In so holding, the Court relied on traditional equitable principles, which have never required a victim to show financial loss as a precondition for disgorgement. Rather, they require only that the defendant wrongfully invaded the victim’s legally protected interests. Justice Gorsuch illustrated the point with historical property cases in which courts ordered defendants to hand over profits from trespasses or unauthorized uses of another’s land, even when the landowner suffered no measurable financial harm. The point of the remedy is to deny the wrongdoer his unjust gain, not to compensate the victim for a loss.
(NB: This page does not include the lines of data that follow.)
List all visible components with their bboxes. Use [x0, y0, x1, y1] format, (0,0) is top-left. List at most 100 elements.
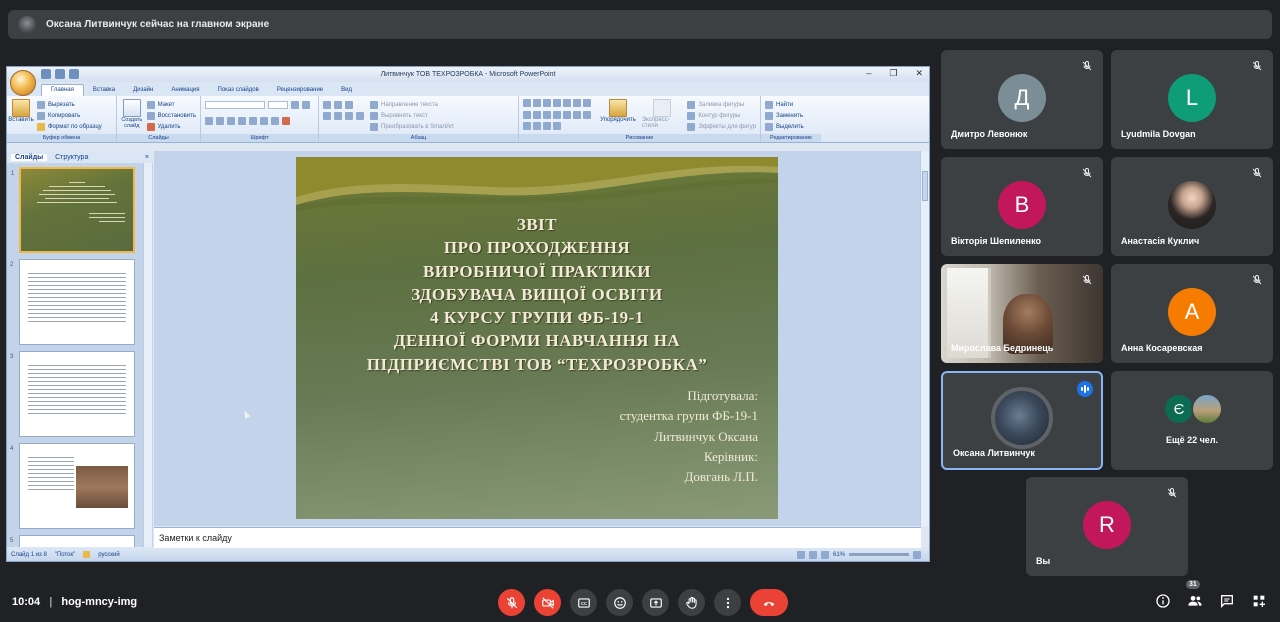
normal-view-icon[interactable] — [796, 550, 805, 559]
shape-outline-button[interactable]: Контур фигуры — [687, 110, 756, 121]
slide-author-info: Підготувала: студентка групи ФБ-19-1 Лит… — [619, 388, 758, 485]
sorter-view-icon[interactable] — [808, 550, 817, 559]
slide-thumbnail-4[interactable]: 4 — [10, 443, 135, 529]
mic-toggle-button[interactable] — [498, 589, 525, 616]
slide-thumbnail-2[interactable]: 2 — [10, 259, 135, 345]
zoom-slider[interactable] — [849, 553, 909, 556]
participant-tile[interactable]: Д Дмитро Левонюк — [941, 50, 1103, 149]
new-slide-button[interactable]: Создать слайд — [121, 99, 143, 132]
self-tile[interactable]: R Вы — [1026, 477, 1188, 576]
align-text-button[interactable]: Выровнять текст — [370, 110, 454, 121]
font-size-field[interactable] — [268, 100, 288, 109]
notes-field[interactable]: Заметки к слайду — [154, 527, 921, 549]
shape-fill-button[interactable]: Заливка фигуры — [687, 99, 756, 110]
current-slide[interactable]: ЗВІТ ПРО ПРОХОДЖЕННЯ ВИРОБНИЧОЇ ПРАКТИКИ… — [296, 157, 778, 519]
delete-slide-button[interactable]: Удалить — [146, 121, 196, 132]
bold-icon[interactable] — [205, 116, 213, 125]
captions-button[interactable]: CC — [570, 589, 597, 616]
numbering-icon[interactable] — [334, 100, 342, 109]
italic-icon[interactable] — [216, 116, 224, 125]
chat-button[interactable] — [1218, 592, 1236, 610]
fit-window-icon[interactable] — [913, 550, 921, 559]
copy-button[interactable]: Копировать — [37, 110, 102, 121]
layout-button[interactable]: Макет — [146, 99, 196, 110]
replace-button[interactable]: Заменить — [765, 110, 817, 121]
format-painter-button[interactable]: Формат по образцу — [37, 121, 102, 132]
tab-insert[interactable]: Вставка — [84, 85, 124, 96]
raise-hand-button[interactable] — [678, 589, 705, 616]
participant-tile[interactable]: Анастасія Куклич — [1111, 157, 1273, 256]
reset-button[interactable]: Восстановить — [146, 110, 196, 121]
participant-tile[interactable]: В Вікторія Шепиленко — [941, 157, 1103, 256]
close-icon[interactable]: ✕ — [915, 68, 923, 79]
participant-video-tile[interactable]: Мирослава Бедринець — [941, 264, 1103, 363]
find-button[interactable]: Найти — [765, 99, 817, 110]
tab-view[interactable]: Вид — [332, 85, 361, 96]
participant-tile[interactable]: L Lyudmila Dovgan — [1111, 50, 1273, 149]
zoom-level[interactable]: 61% — [833, 552, 845, 558]
office-button[interactable] — [10, 70, 36, 96]
arrange-button[interactable]: Упорядочить — [600, 99, 636, 132]
smartart-button[interactable]: Преобразовать в SmartArt — [370, 121, 454, 132]
tab-design[interactable]: Дизайн — [124, 85, 162, 96]
slideshow-view-icon[interactable] — [820, 550, 829, 559]
present-screen-button[interactable] — [642, 589, 669, 616]
tab-slides-pane[interactable]: Слайды — [11, 153, 48, 161]
more-participants-tile[interactable]: Є Ещё 22 чел. — [1111, 371, 1273, 470]
group-paragraph: Направление текста Выровнять текст Преоб… — [319, 96, 519, 142]
justify-icon[interactable] — [356, 111, 364, 120]
quick-access-toolbar — [41, 69, 79, 79]
minimize-icon[interactable]: – — [866, 68, 871, 79]
case-icon[interactable] — [271, 116, 279, 125]
select-button[interactable]: Выделить — [765, 121, 817, 132]
font-name-field[interactable] — [205, 100, 265, 109]
thumbnails-scrollbar[interactable] — [143, 163, 152, 547]
activities-button[interactable] — [1250, 592, 1268, 610]
redo-icon[interactable] — [69, 69, 79, 79]
tab-home[interactable]: Главная — [41, 84, 84, 96]
maximize-icon[interactable]: ❐ — [889, 68, 897, 79]
font-color-icon[interactable] — [282, 116, 290, 125]
shadow-icon[interactable] — [249, 116, 257, 125]
save-icon[interactable] — [41, 69, 51, 79]
align-center-icon[interactable] — [334, 111, 342, 120]
indent-icon[interactable] — [345, 100, 353, 109]
camera-toggle-button[interactable] — [534, 589, 561, 616]
spacing-icon[interactable] — [260, 116, 268, 125]
close-pane-icon[interactable]: × — [145, 154, 149, 161]
reactions-button[interactable] — [606, 589, 633, 616]
quick-styles-button[interactable]: Экспресс-стили — [642, 99, 682, 132]
leave-call-button[interactable] — [750, 589, 788, 616]
spellcheck-icon[interactable] — [83, 551, 91, 558]
people-button[interactable]: 31 — [1186, 580, 1204, 610]
slide-thumbnail-1[interactable]: 1 — [11, 167, 135, 253]
tab-slideshow[interactable]: Показ слайдов — [209, 85, 268, 96]
tab-animation[interactable]: Анимация — [162, 85, 208, 96]
slide-scrollbar[interactable] — [920, 151, 929, 526]
align-left-icon[interactable] — [323, 111, 331, 120]
scroll-thumb[interactable] — [922, 171, 928, 201]
participant-tile[interactable]: А Анна Косаревская — [1111, 264, 1273, 363]
slide-thumbnail-5[interactable]: 5 — [10, 535, 135, 547]
strike-icon[interactable] — [238, 116, 246, 125]
cut-button[interactable]: Вырезать — [37, 99, 102, 110]
align-right-icon[interactable] — [345, 111, 353, 120]
svg-text:CC: CC — [581, 601, 587, 606]
meeting-code[interactable]: hog-mncy-img — [61, 596, 137, 608]
underline-icon[interactable] — [227, 116, 235, 125]
shape-effects-button[interactable]: Эффекты для фигур — [687, 121, 756, 132]
undo-icon[interactable] — [55, 69, 65, 79]
shrink-font-icon[interactable] — [302, 100, 310, 109]
grow-font-icon[interactable] — [291, 100, 299, 109]
paste-button[interactable]: Вставить — [8, 99, 34, 132]
participant-tile-speaking[interactable]: Оксана Литвинчук — [941, 371, 1103, 470]
tab-review[interactable]: Рецензирование — [268, 85, 332, 96]
shapes-gallery[interactable] — [523, 99, 594, 132]
meeting-details-button[interactable] — [1154, 592, 1172, 610]
more-options-button[interactable] — [714, 589, 741, 616]
tab-outline-pane[interactable]: Структура — [55, 154, 88, 161]
language[interactable]: русский — [98, 552, 120, 558]
bullets-icon[interactable] — [323, 100, 331, 109]
text-direction-button[interactable]: Направление текста — [370, 99, 454, 110]
slide-thumbnail-3[interactable]: 3 — [10, 351, 135, 437]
The Court also rejected Sripetch’s argument that Liu‘s description of disgorgement as restoring the “status quo” implicitly required proof of pecuniary loss. When a defendant enriches himself through fraud without leaving investors financially worse off, the Court noted, there are two possible “status quos” to restore — and equity has always preferred the one that strips the wrongdoer of his gains.
Justice Thomas’s Concurrence
The majority opinion left several issues open, one of which was highlighted in Justice Thomas’s concurrence. Justice Thomas agreed with the result but argued that Congress — by expressly codifying the disgorgement remedy after Liu and giving it a statute of limitations separate from other equitable remedies — effectively reclassified disgorgement as a “legal” remedy. If that’s right, the Seventh Amendment would entitle defendants to a jury trial any time the SEC seeks disgorgement. Justice Thomas acknowledged the circuits are already split on the issue, and that the Court will “soon need to address” whether disgorgement is a legal remedy.
Justice Thomas also noted that the SEC collected $6.1 billion in disgorgement orders in 2024 while returning only $345 million to victims. In his view, that practice shows “a fines regime, an inherently legal process,” which implicates the right to a jury trial. Given how often the SEC seeks disgorgement, the practical stakes of whether that remedy requires a jury are significant.
Key Takeaways
- The SEC is not required to show pecuniary losses by investors before it may obtain disgorgement.
- The Liu framework remains intact but has been clarified. Liu‘s requirement that disgorgement be “awarded for victims” does not mean victims must have suffered out-of-pocket losses.
- Justice Thomas’s concurrence argues that post-Liu statutory amendments transformed disgorgement into a legal remedy, triggering Seventh Amendment jury-trial rights. That question is unresolved and likely headed back to the Court in the future.